Click Through Rate (CTR)

CTR = Clicks/Impressions In other words, how many people looked at your product and became interested enough to give it more than a passing glance? There are only 5 areas you can work on to improve this which you can learn about here https://www.amazonppc.co.uk/post/amazon-listing-optimisation

Average CTR on ads is around 0.4% therefore if you are massively under this, it's worth looking into which of the 5 areas you can improve upon. Start testing this immediately. Getting your CTR up from 0.2% to 0.4% literally doubles the amount of traffic you receive. This obviously costs more in advertising, as you're paying per click, but in organic that is double the FREE traffic, meaning double the sales at no cost which in turn improves organic ranking and gets you on that virtuous upwards cycle.

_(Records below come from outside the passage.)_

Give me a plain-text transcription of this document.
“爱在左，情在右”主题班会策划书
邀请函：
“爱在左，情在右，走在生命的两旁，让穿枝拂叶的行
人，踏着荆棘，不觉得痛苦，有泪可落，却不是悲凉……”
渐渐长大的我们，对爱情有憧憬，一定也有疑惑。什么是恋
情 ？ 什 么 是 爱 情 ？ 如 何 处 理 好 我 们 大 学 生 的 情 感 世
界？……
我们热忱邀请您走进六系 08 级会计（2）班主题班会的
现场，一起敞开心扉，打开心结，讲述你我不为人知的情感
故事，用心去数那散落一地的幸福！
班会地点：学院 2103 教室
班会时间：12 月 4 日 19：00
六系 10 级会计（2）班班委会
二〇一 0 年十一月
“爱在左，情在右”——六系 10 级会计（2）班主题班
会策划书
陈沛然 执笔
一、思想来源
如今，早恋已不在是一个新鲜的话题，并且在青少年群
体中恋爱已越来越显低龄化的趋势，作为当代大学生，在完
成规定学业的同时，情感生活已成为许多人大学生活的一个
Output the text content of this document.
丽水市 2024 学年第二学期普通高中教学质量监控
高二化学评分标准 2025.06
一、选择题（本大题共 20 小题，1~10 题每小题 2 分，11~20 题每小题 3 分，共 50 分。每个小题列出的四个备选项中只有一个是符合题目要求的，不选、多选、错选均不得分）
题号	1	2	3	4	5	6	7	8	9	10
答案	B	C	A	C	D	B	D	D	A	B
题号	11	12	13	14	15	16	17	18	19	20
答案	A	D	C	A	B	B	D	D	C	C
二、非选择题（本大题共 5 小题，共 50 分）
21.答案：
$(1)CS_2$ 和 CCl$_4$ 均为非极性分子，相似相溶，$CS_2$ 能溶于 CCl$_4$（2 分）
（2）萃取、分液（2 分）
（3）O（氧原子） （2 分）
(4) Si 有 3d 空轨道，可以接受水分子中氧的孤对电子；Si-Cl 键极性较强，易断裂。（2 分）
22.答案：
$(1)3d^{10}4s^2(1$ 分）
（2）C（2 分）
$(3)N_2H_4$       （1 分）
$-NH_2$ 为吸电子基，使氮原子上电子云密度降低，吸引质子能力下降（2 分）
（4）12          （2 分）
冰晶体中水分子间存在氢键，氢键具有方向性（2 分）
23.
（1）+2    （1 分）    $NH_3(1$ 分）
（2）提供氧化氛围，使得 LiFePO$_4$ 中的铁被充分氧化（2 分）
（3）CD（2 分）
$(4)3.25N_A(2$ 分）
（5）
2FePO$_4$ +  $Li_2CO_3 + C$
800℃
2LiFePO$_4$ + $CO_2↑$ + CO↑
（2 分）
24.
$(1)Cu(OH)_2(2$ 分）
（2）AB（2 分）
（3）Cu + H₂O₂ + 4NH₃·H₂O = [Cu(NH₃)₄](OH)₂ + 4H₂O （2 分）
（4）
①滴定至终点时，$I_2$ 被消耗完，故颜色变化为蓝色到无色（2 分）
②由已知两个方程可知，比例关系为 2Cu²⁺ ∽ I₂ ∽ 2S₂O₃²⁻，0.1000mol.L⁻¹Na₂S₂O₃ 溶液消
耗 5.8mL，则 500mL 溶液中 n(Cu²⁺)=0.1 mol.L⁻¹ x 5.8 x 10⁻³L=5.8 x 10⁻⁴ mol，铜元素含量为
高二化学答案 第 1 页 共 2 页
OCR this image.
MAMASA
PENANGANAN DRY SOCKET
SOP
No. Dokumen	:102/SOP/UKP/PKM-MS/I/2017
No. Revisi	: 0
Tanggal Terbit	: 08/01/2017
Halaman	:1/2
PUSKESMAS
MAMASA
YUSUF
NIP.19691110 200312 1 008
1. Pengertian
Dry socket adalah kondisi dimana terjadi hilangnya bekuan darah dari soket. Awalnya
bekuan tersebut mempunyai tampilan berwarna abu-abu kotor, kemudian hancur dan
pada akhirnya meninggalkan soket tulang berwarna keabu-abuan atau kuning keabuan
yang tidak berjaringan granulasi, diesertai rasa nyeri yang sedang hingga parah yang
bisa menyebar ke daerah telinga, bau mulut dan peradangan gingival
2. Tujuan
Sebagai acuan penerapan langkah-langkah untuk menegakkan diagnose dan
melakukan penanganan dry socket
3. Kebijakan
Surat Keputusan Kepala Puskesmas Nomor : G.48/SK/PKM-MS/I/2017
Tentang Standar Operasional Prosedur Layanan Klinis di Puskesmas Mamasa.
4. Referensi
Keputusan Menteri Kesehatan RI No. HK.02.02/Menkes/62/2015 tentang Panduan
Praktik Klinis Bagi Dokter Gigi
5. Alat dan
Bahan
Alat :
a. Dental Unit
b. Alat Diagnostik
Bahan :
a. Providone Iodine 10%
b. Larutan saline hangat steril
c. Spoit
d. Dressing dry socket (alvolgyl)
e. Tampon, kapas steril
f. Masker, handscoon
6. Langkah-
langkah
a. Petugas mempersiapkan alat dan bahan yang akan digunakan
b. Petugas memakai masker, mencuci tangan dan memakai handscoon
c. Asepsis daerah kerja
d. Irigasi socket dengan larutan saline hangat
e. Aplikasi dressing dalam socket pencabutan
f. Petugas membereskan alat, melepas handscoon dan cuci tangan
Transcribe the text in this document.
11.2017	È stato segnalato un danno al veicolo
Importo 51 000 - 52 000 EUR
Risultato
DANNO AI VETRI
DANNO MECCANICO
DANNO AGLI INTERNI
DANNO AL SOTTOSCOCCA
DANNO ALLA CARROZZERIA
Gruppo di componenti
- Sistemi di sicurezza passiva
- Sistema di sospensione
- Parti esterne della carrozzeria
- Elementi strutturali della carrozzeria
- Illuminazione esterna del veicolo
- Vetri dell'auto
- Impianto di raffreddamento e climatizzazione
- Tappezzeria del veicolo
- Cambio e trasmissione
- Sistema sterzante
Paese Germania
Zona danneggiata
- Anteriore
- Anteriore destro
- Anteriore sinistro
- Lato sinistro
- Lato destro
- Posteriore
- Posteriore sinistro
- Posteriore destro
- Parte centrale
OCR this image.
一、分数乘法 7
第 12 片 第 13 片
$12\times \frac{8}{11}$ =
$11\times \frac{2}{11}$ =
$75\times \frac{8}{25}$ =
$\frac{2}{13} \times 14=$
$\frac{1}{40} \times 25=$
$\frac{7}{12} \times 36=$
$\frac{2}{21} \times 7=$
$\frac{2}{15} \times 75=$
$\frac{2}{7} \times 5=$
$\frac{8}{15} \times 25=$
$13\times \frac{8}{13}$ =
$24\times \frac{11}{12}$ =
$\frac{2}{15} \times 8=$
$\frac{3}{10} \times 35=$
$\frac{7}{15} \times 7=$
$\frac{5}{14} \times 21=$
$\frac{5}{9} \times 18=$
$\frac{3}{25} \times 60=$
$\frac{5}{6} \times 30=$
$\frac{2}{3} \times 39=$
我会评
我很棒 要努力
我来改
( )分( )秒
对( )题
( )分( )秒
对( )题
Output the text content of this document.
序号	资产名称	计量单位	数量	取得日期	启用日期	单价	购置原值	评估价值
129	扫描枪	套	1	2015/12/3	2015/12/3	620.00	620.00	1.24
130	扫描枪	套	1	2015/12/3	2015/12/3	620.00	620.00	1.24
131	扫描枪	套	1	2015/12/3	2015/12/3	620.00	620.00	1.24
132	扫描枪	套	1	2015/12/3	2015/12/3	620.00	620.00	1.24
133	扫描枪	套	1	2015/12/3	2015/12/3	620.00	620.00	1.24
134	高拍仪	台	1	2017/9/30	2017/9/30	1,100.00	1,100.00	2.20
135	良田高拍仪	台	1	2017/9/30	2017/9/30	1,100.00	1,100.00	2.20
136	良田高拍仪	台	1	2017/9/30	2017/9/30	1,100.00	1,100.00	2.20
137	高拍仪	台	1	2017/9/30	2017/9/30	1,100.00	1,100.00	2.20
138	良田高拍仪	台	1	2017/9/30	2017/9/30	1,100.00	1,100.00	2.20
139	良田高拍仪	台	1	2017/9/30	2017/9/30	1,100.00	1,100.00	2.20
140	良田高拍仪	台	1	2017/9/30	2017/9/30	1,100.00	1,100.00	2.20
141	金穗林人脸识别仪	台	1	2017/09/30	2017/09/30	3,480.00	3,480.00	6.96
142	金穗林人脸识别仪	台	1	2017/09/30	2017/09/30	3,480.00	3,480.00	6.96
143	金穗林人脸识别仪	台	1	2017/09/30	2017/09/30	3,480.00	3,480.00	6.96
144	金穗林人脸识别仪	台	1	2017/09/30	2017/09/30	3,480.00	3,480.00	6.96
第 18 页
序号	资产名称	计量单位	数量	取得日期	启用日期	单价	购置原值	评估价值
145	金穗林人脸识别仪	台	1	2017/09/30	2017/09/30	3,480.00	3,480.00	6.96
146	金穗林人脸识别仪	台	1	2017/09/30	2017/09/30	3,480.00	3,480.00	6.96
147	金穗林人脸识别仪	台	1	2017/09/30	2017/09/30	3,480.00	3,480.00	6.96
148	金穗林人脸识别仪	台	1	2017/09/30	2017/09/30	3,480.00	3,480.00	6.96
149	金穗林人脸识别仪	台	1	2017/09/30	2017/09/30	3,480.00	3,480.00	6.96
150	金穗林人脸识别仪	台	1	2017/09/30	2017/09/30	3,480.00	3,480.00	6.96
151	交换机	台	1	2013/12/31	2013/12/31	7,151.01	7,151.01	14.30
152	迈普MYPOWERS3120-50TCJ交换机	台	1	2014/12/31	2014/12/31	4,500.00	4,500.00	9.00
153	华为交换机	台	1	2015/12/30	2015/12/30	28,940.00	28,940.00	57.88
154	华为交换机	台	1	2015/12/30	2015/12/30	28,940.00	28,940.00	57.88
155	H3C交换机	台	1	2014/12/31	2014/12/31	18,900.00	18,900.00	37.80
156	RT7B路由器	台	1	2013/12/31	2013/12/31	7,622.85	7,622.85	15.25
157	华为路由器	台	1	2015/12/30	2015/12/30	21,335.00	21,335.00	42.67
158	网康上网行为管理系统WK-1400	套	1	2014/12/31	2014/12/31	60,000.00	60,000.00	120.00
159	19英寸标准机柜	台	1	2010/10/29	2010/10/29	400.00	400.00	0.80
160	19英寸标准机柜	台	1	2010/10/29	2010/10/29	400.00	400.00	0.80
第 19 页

This is far easier than improving your CVR and therefore I'd advise working on this before CVR as it's normally a quick change that can make a big difference.

Conversion Rate (CVR)

Conversion rate = Orders/Clicks. in other words it is how many people clicked compared to how many people bought.  This is the trickiest of the three to work on but arguably gives the largest impact. Improve your conversion rate from 10-15% and you're making 50% more money without spending a penny more. you can learn about the specifics of how to do this here https://www.amazonppc.co.uk/post/cracking-the-code-proven-techniques-for-effective-amazon-listing-optimization-part-2-conversion-rate-optimisation

If you have a high ACOS it's a sure sign your CVR is poor because people are clicking, which you're paying for, but they're not buying. The average conversion rate on amazon is around 10-15% but this is a very inaccurate baseline because it is going to vary massively from product to product based on price, reviews, category, etc. This is what we expect based on the price point

<$20 - 20%
$20-50 - 15%
$50-100 - 10%
>$100 - 5%

This will then vary based on how well ranked your product is in the category so if you're a number one best seller with a $25 item you might expect closer to 20% conversion rate and if you're a brand new product for $75 you might expect a 5% conversion rate. Our general guideline is if you're established your conversion rate should be at least the level above but closer to 50% higher. If you're relatively new, not just launching with 0 reviews, but relatively new then you shouldn't be less than half these numbers. if you are then start working on your conversion rate

These three simple metrics monitor the entire customer journey from viewing to purchasing so if you're looking to take a quick snapshot of your business this is the way to do it.